132 or 152 minutes, depending on the edition: we recommend going for broke. Fans of the earlier movie know if John Connor makes it to manhood he would become the resistance leader in the future fight of humans against machines. His father, played by Michael Biehn in the 1984 starting gun, makes a brief cameo appearance in the extended cut. With Earl Boen, Joe Morton, Jenette Goldstein, Xander Berkeley, S. Epatha Merkerson and Dean Norris. Followed (relentlessly tracked?) 12 years later by Terminator 3: Rise Of The Machines.
* Ponder, mortals—Arnold’s salary:$15,000,000. He spoke 700 words, $21,429 per. “Hasta la vista, baby“=$85,716.

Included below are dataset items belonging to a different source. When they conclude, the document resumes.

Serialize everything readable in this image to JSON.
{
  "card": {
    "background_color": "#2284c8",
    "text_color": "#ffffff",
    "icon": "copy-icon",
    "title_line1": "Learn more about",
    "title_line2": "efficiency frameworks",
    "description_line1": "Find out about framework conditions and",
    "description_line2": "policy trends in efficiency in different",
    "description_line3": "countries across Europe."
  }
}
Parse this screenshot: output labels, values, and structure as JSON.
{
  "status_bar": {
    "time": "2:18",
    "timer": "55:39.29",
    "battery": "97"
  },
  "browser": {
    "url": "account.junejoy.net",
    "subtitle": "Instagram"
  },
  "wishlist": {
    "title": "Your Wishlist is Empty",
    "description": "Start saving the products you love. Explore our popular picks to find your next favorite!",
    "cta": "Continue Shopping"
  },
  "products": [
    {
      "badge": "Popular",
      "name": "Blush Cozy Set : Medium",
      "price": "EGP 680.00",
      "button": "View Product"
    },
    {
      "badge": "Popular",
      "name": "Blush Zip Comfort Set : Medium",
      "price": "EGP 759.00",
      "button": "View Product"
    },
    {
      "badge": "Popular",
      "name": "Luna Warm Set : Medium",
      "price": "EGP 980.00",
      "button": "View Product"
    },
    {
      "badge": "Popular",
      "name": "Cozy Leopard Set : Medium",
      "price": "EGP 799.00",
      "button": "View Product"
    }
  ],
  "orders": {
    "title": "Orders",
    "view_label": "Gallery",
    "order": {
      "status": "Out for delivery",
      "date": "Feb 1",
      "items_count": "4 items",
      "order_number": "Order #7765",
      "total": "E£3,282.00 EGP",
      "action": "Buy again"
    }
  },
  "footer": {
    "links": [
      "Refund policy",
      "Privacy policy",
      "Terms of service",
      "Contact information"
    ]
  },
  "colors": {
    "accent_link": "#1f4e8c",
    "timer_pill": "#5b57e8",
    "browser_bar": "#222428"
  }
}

** Patrick: “I looked to animal and insect imagery to develop the lack of substance and wasted motion that my Terminator has. I tried to tap into the killer instinct inherent in animals, where they are locked onto a target and will walk through anything that gets between them and their intended target.” The T-1000 “is what broke me out big to the world, and I kind of carry it with me everywhere I go, for good or bad.” “My intention was just to be a good adversary for Arnold to match. To match and be superior in character that you would believe that I could get the upper hand on him or else the whole movie wouldn’t work. I obviously had a great deal of faith in Jim Cameron and Stan Winston and everyone involved, so that was where my commitment was, to really pull this off. I didn’t want to let him down or let anybody down but I had hoped it would be this memorable, I had an inclination it would, but I don’t think I realized what an impact it would have, and how it would change my life.”